The illegal building works identified on the site include the reduction in height and alteration of a brick wall attached to the East Lodge, the removal of listed gas lamps, the construction of a metal vent on the pumping station building and the fixing of timber fencing.

Unauthorised advertisements had also been put up on Mansfield Road.

“The loss of the upper part of the boundary wall is considered harmful to the
special architectural and historical interest of the listed building,” documents say.

The gas lamps were listed in 1987 and date back to 1871. They are individually protected.

“The loss of the gas lamps can be categorised as substantial harm since they
are wholly removed from the site and listed in their own right,” documents add.

“The removal of the lamps is considered to have no public benefit at all.”

Other breaches include an extension to the car parking area, as well as the erection of staff, storage and food preparation units, a Santa’s Grotto building and a prosecco bar, barbecue and ice cream hut.

The Santa’s Grotto feature was advertised on Lakeside’s social media pages in 2022.

A listed building application was initially submitted to the council in August 2020, which sought permission for refurbishment works to the East Lodge and the reduction in height of the brick courtyard wall.

No listed building application was received for the removal of the gas lamps or
their repositioning, the construction of a vent on the pumping station building or the timber fencing.

The listed building application was refused in March last year.

A retrospective planning application had been submitted in a bid to gain permission for some of the breaches of planning control, however this was also refused in March.

Permission was only granted for listed building consent for refurbishing the pumping station building.

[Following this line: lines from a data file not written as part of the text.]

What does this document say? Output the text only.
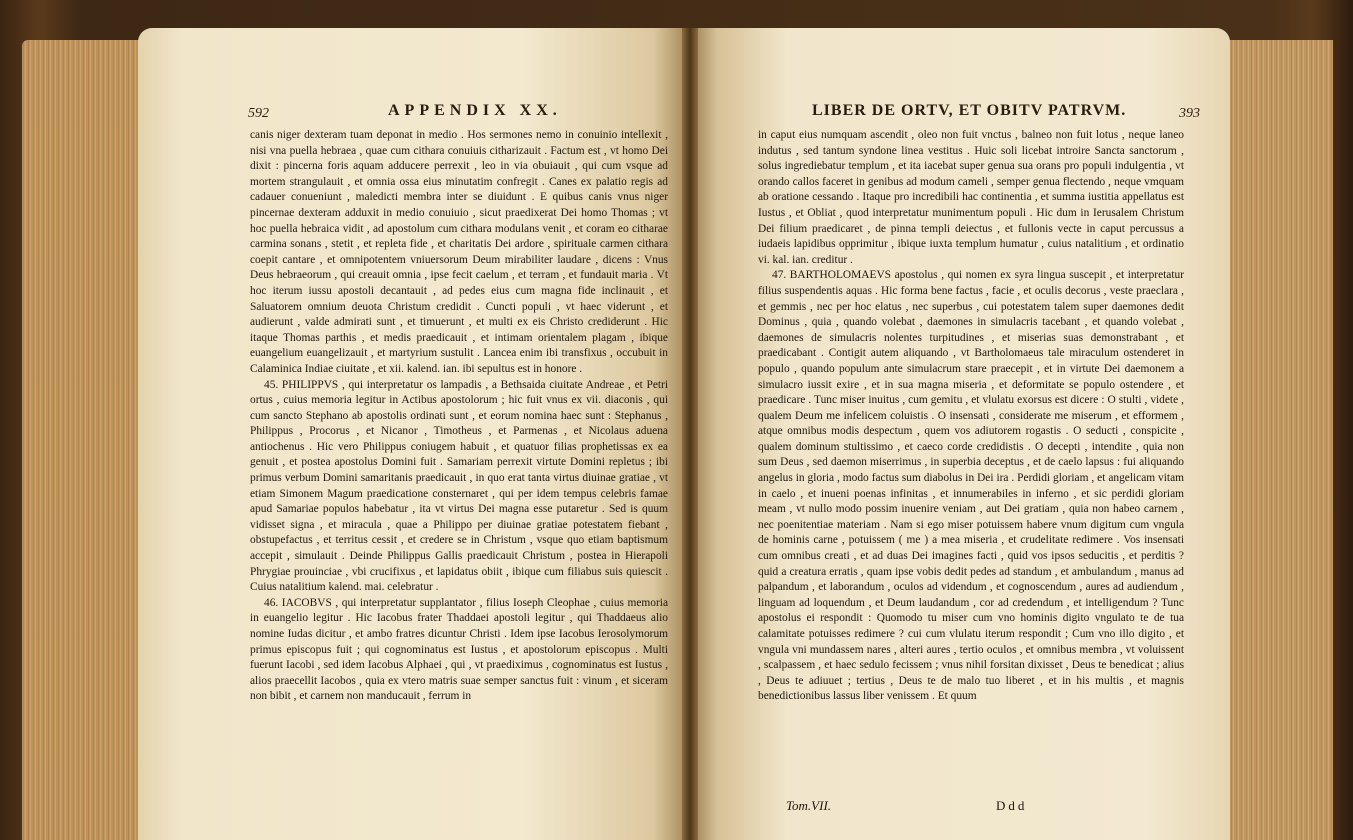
592	APPENDIX XX.

canis niger dexteram tuam deponat in medio . Hos sermones nemo in conuinio intellexit , nisi vna puella hebraea , quae cum cithara conuiuis citharizauit . Factum est , vt homo Dei dixit : pincerna foris aquam adducere perrexit , leo in via obuiauit , qui cum vsque ad mortem strangulauit , et omnia ossa eius minutatim confregit . Canes ex palatio regis ad cadauer conueniunt , maledicti membra inter se diuidunt . E quibus canis vnus niger pincernae dexteram adduxit in medio conuiuio , sicut praedixerat Dei homo Thomas ; vt hoc puella hebraica vidit , ad apostolum cum cithara modulans venit , et coram eo citharae carmina sonans , stetit , et repleta fide , et charitatis Dei ardore , spirituale carmen cithara coepit cantare , et omnipotentem vniuersorum Deum mirabiliter laudare , dicens : Vnus Deus hebraeorum , qui creauit omnia , ipse fecit caelum , et terram , et fundauit maria . Vt hoc iterum iussu apostoli decantauit , ad pedes eius cum magna fide inclinauit , et Saluatorem omnium deuota Christum credidit . Cuncti populi , vt haec viderunt , et audierunt , valde admirati sunt , et timuerunt , et multi ex eis Christo crediderunt . Hic itaque Thomas parthis , et medis praedicauit , et intimam orientalem plagam , ibique euangelium euangelizauit , et martyrium sustulit . Lancea enim ibi transfixus , occubuit in Calaminica Indiae ciuitate , et xii. kalend. ian. ibi sepultus est in honore .

45. PHILIPPVS , qui interpretatur os lampadis , a Bethsaida ciuitate Andreae , et Petri ortus , cuius memoria legitur in Actibus apostolorum ; hic fuit vnus ex vii. diaconis , qui cum sancto Stephano ab apostolis ordinati sunt , et eorum nomina haec sunt : Stephanus , Philippus , Procorus , et Nicanor , Timotheus , et Parmenas , et Nicolaus aduena antiochenus . Hic vero Philippus coniugem habuit , et quatuor filias prophetissas ex ea genuit , et postea apostolus Domini fuit . Samariam perrexit virtute Domini repletus ; ibi primus verbum Domini samaritanis praedicauit , in quo erat tanta virtus diuinae gratiae , vt etiam Simonem Magum praedicatione consternaret , qui per idem tempus celebris famae apud Samariae populos habebatur , ita vt virtus Dei magna esse putaretur . Sed is quum vidisset signa , et miracula , quae a Philippo per diuinae gratiae potestatem fiebant , obstupefactus , et territus cessit , et credere se in Christum , vsque quo etiam baptismum accepit , simulauit . Deinde Philippus Gallis praedicauit Christum , postea in Hierapoli Phrygiae prouinciae , vbi crucifixus , et lapidatus obiit , ibique cum filiabus suis quiescit . Cuius natalitium kalend. mai. celebratur .

46. IACOBVS , qui interpretatur supplantator , filius Ioseph Cleophae , cuius memoria in euangelio legitur . Hic Iacobus frater Thaddaei apostoli legitur , qui Thaddaeus alio nomine Iudas dicitur , et ambo fratres dicuntur Christi . Idem ipse Iacobus Ierosolymorum primus episcopus fuit ; qui cognominatus est Iustus , et apostolorum episcopus . Multi fuerunt Iacobi , sed idem Iacobus Alphaei , qui , vt praediximus , cognominatus est Iustus , alios praecellit Iacobos , quia ex vtero matris suae semper sanctus fuit : vinum , et siceram non bibit , et carnem non manducauit , ferrum in

LIBER DE ORTV, ET OBITV PATRVM.	393

in caput eius numquam ascendit , oleo non fuit vnctus , balneo non fuit lotus , neque laneo indutus , sed tantum syndone linea vestitus . Huic soli licebat introire Sancta sanctorum , solus ingrediebatur templum , et ita iacebat super genua sua orans pro populi indulgentia , vt orando callos faceret in genibus ad modum cameli , semper genua flectendo , neque vmquam ab oratione cessando . Itaque pro incredibili hac continentia , et summa iustitia appellatus est Iustus , et Obliat , quod interpretatur munimentum populi . Hic dum in Ierusalem Christum Dei filium praedicaret , de pinna templi deiectus , et fullonis vecte in caput percussus a iudaeis lapidibus opprimitur , ibique iuxta templum humatur , cuius natalitium , et ordinatio vi. kal. ian. creditur .

47. BARTHOLOMAEVS apostolus , qui nomen ex syra lingua suscepit , et interpretatur filius suspendentis aquas . Hic forma bene factus , facie , et oculis decorus , veste praeclara , et gemmis , nec per hoc elatus , nec superbus , cui potestatem talem super daemones dedit Dominus , quia , quando volebat , daemones in simulacris tacebant , et quando volebat , daemones de simulacris nolentes turpitudines , et miserias suas demonstrabant , et praedicabant . Contigit autem aliquando , vt Bartholomaeus tale miraculum ostenderet in populo , quando populum ante simulacrum stare praecepit , et in virtute Dei daemonem a simulacro iussit exire , et in sua magna miseria , et deformitate se populo ostendere , et praedicare . Tunc miser inuitus , cum gemitu , et vlulatu exorsus est dicere : O stulti , videte , qualem Deum me infelicem coluistis . O insensati , considerate me miserum , et efformem , atque omnibus modis despectum , quem vos adiutorem rogastis . O seducti , conspicite , qualem dominum stultissimo , et caeco corde credidistis . O decepti , intendite , quia non sum Deus , sed daemon miserrimus , in superbia deceptus , et de caelo lapsus : fui aliquando angelus in gloria , modo factus sum diabolus in Dei ira . Perdidi gloriam , et angelicam vitam in caelo , et inueni poenas infinitas , et innumerabiles in inferno , et sic perdidi gloriam meam , vt nullo modo possim inuenire veniam , aut Dei gratiam , quia non habeo carnem , nec poenitentiae materiam . Nam si ego miser potuissem habere vnum digitum cum vngula de hominis carne , potuissem ( me ) a mea miseria , et crudelitate redimere . Vos insensati cum omnibus creati , et ad duas Dei imagines facti , quid vos ipsos seducitis , et perditis ? quid a creatura erratis , quam ipse vobis dedit pedes ad standum , et ambulandum , manus ad palpandum , et laborandum , oculos ad videndum , et cognoscendum , aures ad audiendum , linguam ad loquendum , et Deum laudandum , cor ad credendum , et intelligendum ? Tunc apostolus ei respondit : Quomodo tu miser cum vno hominis digito vngulato te de tua calamitate potuisses redimere ? cui cum vlulatu iterum respondit ; Cum vno illo digito , et vngula vni mundassem nares , alteri aures , tertio oculos , et omnibus membra , vt voluissent , scalpassem , et haec sedulo fecissem ; vnus nihil forsitan dixisset , Deus te benedicat ; alius , Deus te adiuuet ; tertius , Deus te de malo tuo liberet , et in his multis , et magnis benedictionibus lassus liber venissem . Et quum

Tom.VII.	Ddd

Council documents add: “The landowner had a meeting with council officers in May 2023 to discuss the site and the unauthorised developments.

“The planning department informed the landowner that there were particular concerns regarding the reduction in height of the brick boundary wall, the removal of gas lamps and the relocation of other gas lamps on the site.

“The landowner said that the gas lamps removed have been kept on site. However, officers have not seen the removed gas lamps.”

At the meeting on January 10, councillors will seek to authorise all relevant planning enforcement action, including the service of any necessary enforcement notices and the issue of proceedings through the courts.

This is to ensure the restoration of the listed buildings to their former
condition, the removal of the unauthorised development and the removal of the unlawful advertisements.